メラニン 酸化ヘモグロビンへの光吸収度を踏まえると シミの治療にはピコ秒のルビーレーザーがあれば良いのですが、
残念なことに存在しません。
ルビーフラクショナル
ピコ秒のルビーレーザーが ある意味理想的なものになりそうではありますが、残念なことに存在しません。
パルス幅が短縮されること(ピコ秒になること)で ダウンタイムの軽減 色素沈着の軽減が期待できることになりますが、これに類似したことができているのが、ルビーフラクショナルです。
ルビーフラクショナルは、ミニマムダウンタイム 色素沈着リスクの極小化が実質的に可能となっています。
そこで、当院では 顔全体のシミに対して ルビーフラクショナルを現在も使用しています。
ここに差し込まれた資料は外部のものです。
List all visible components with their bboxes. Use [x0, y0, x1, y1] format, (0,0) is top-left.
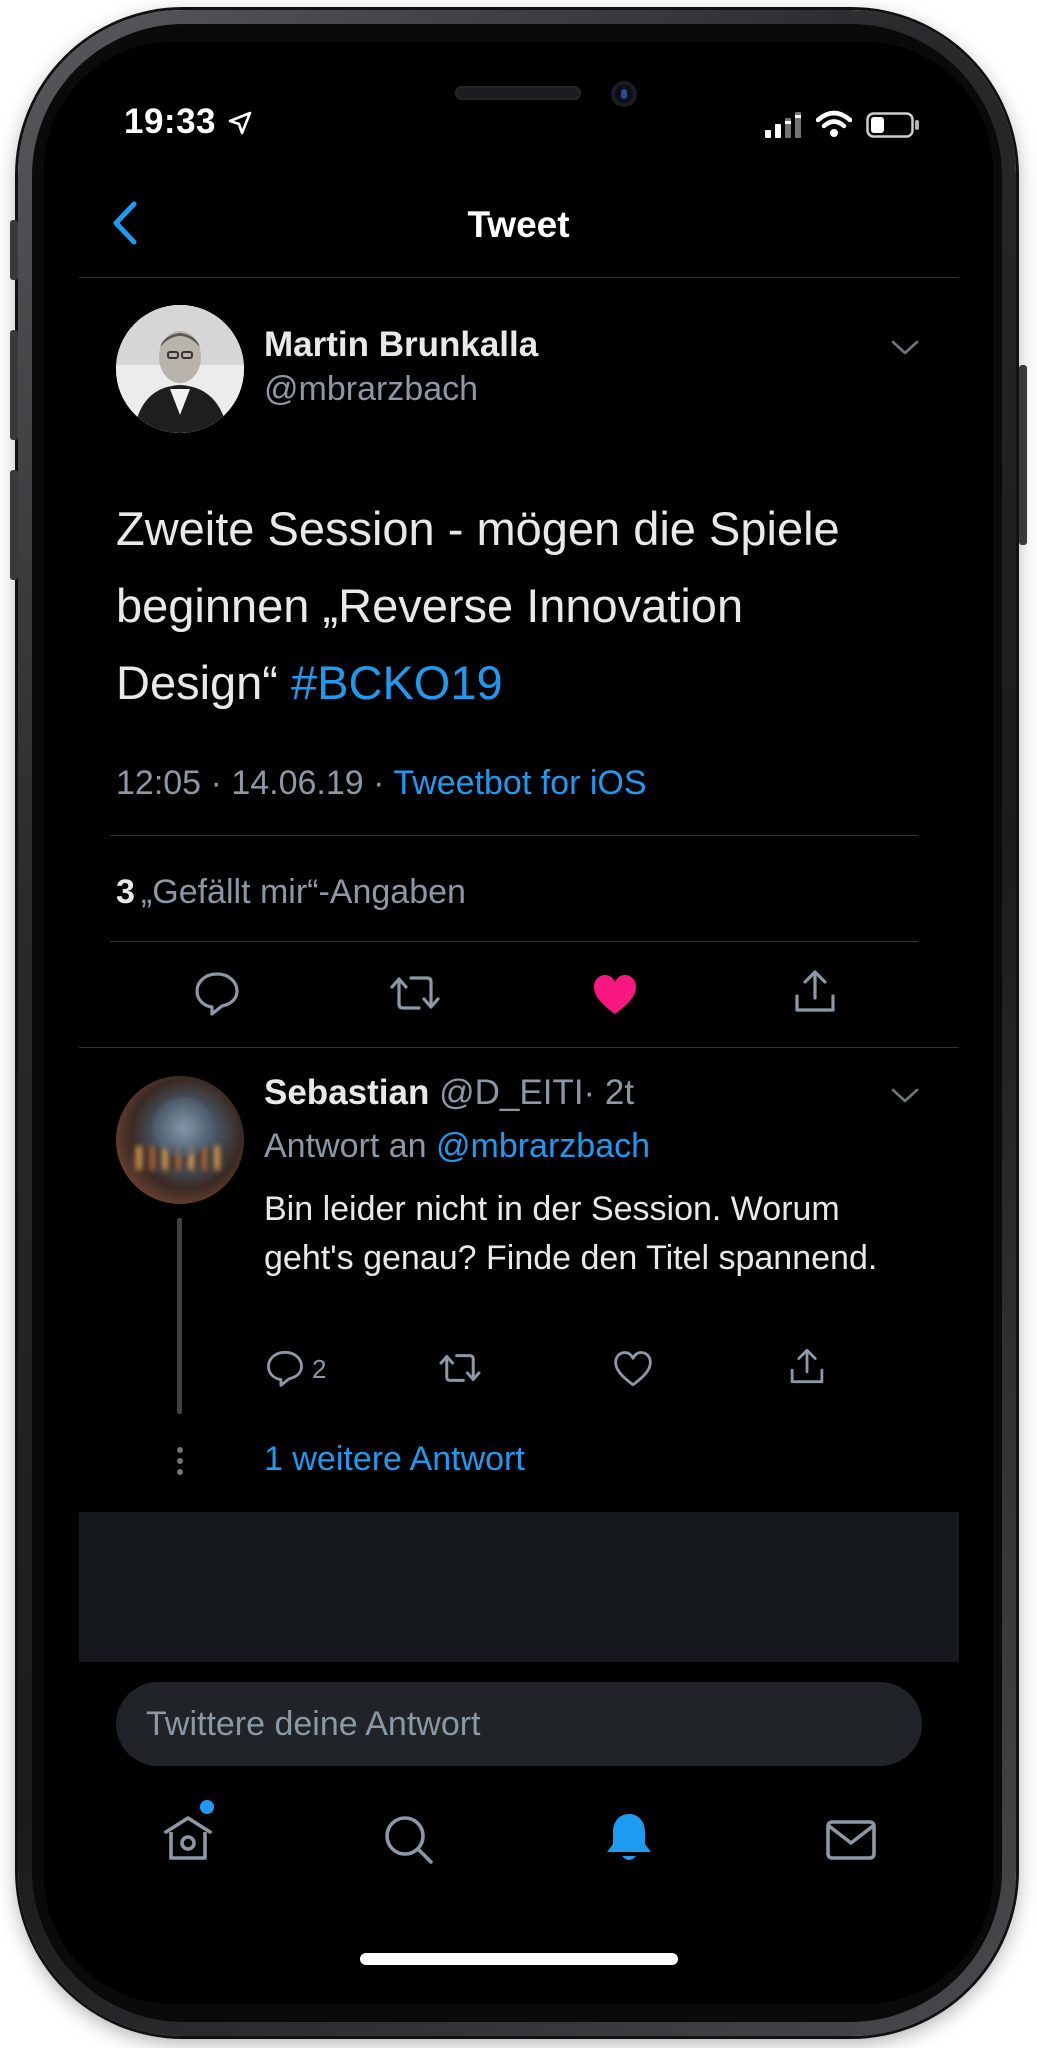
tweet-source-link[interactable]: Tweetbot for iOS — [393, 764, 646, 802]
reply-age: · 2t — [583, 1073, 635, 1112]
reply-icon[interactable] — [194, 970, 240, 1016]
reply-author-name: Sebastian — [264, 1073, 430, 1112]
thread-line — [177, 1218, 182, 1414]
power-button — [1019, 365, 1027, 545]
status-time: 19:33 — [124, 102, 217, 141]
earpiece-speaker — [455, 86, 581, 100]
empty-thread-area — [79, 1512, 959, 1662]
meta-separator: · — [373, 764, 385, 802]
thread-ellipsis-icon — [177, 1447, 183, 1475]
action-divider — [79, 1047, 959, 1048]
meta-divider — [110, 835, 918, 836]
likes-divider — [110, 941, 918, 942]
home-indicator[interactable] — [360, 1953, 678, 1965]
home-icon[interactable] — [160, 1810, 216, 1866]
front-camera — [611, 81, 637, 107]
reply-icon[interactable] — [266, 1349, 304, 1387]
reply-to-line: Antwort an @mbrarzbach — [264, 1127, 650, 1166]
author-handle[interactable]: @mbrarzbach — [264, 370, 478, 409]
chevron-down-icon[interactable] — [890, 338, 920, 358]
reply-to-label: Antwort an — [264, 1127, 427, 1165]
reply-author-line[interactable]: Sebastian @D_EITI· 2t — [264, 1073, 634, 1113]
tweet-time: 12:05 — [116, 764, 202, 802]
tweet-date: 14.06.19 — [231, 764, 364, 802]
wifi-icon — [816, 110, 852, 137]
battery-icon — [866, 112, 919, 138]
page-title: Tweet — [467, 204, 570, 245]
retweet-icon[interactable] — [389, 970, 441, 1016]
author-name[interactable]: Martin Brunkalla — [264, 325, 538, 365]
meta-separator: · — [210, 764, 222, 802]
retweet-icon[interactable] — [438, 1349, 482, 1387]
reply-text: Bin leider nicht in der Session. Worum g… — [264, 1190, 878, 1277]
tweet-meta: 12:05 · 14.06.19 · Tweetbot for iOS — [116, 764, 647, 803]
chevron-down-icon[interactable] — [890, 1086, 920, 1106]
location-arrow-icon — [228, 111, 252, 135]
bell-icon[interactable] — [601, 1810, 657, 1866]
hashtag-link[interactable]: #BCKO19 — [291, 656, 503, 709]
volume-down-button — [10, 470, 18, 580]
more-replies-link[interactable]: 1 weitere Antwort — [264, 1440, 525, 1479]
likes-summary[interactable]: 3 „Gefällt mir“-Angaben — [116, 873, 466, 912]
search-icon[interactable] — [381, 1812, 437, 1868]
likes-label: „Gefällt mir“-Angaben — [140, 873, 466, 911]
reply-compose-input[interactable] — [116, 1682, 922, 1766]
mail-icon[interactable] — [823, 1812, 879, 1868]
avatar[interactable] — [116, 305, 244, 433]
reply-to-handle[interactable]: @mbrarzbach — [436, 1127, 650, 1165]
author-photo — [116, 305, 244, 433]
reply-author-handle: @D_EITI — [439, 1073, 584, 1112]
share-icon[interactable] — [792, 968, 838, 1014]
reply-avatar[interactable] — [116, 1076, 244, 1204]
cellular-signal-icon — [765, 112, 801, 138]
volume-up-button — [10, 330, 18, 440]
heart-filled-icon[interactable] — [592, 972, 638, 1018]
share-icon[interactable] — [788, 1347, 826, 1385]
new-content-dot — [200, 1800, 214, 1814]
heart-icon[interactable] — [614, 1350, 652, 1388]
tweet-text: Zweite Session - mögen die Spiele beginn… — [116, 490, 916, 721]
reply-count: 2 — [312, 1354, 327, 1384]
header-divider — [79, 277, 959, 278]
likes-count: 3 — [116, 873, 135, 911]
比較的大きなシミに対しては フラクショナル化した照射では 不十分な場合もあるため、現在最もパルス幅の短い+最も高出力照射が可能なピコレーザー(PQX)やルビーレーザーを シミの状態に応じて選択・使用しています。
まとめ
ルビーレーザーとYAGレーザーのどちらがシミ治療に効果的か という問いに対しては 使用する術者によって様々な意見があろうと思います。
光吸収度から各レーザーの特性を説明してみました。
シミ治療においては メラニンへの光吸収が高く 酸化ヘモグロビンへの光吸収度が低い レーザーが基本的に優位になると言えます。
パルス幅の短縮(ピコレーザー)で 副作用の軽減が図れても それぞれの特性は残ります。
それぞれのレーザーの特性を活かし シミの状態に応じて選択ことが重要になります。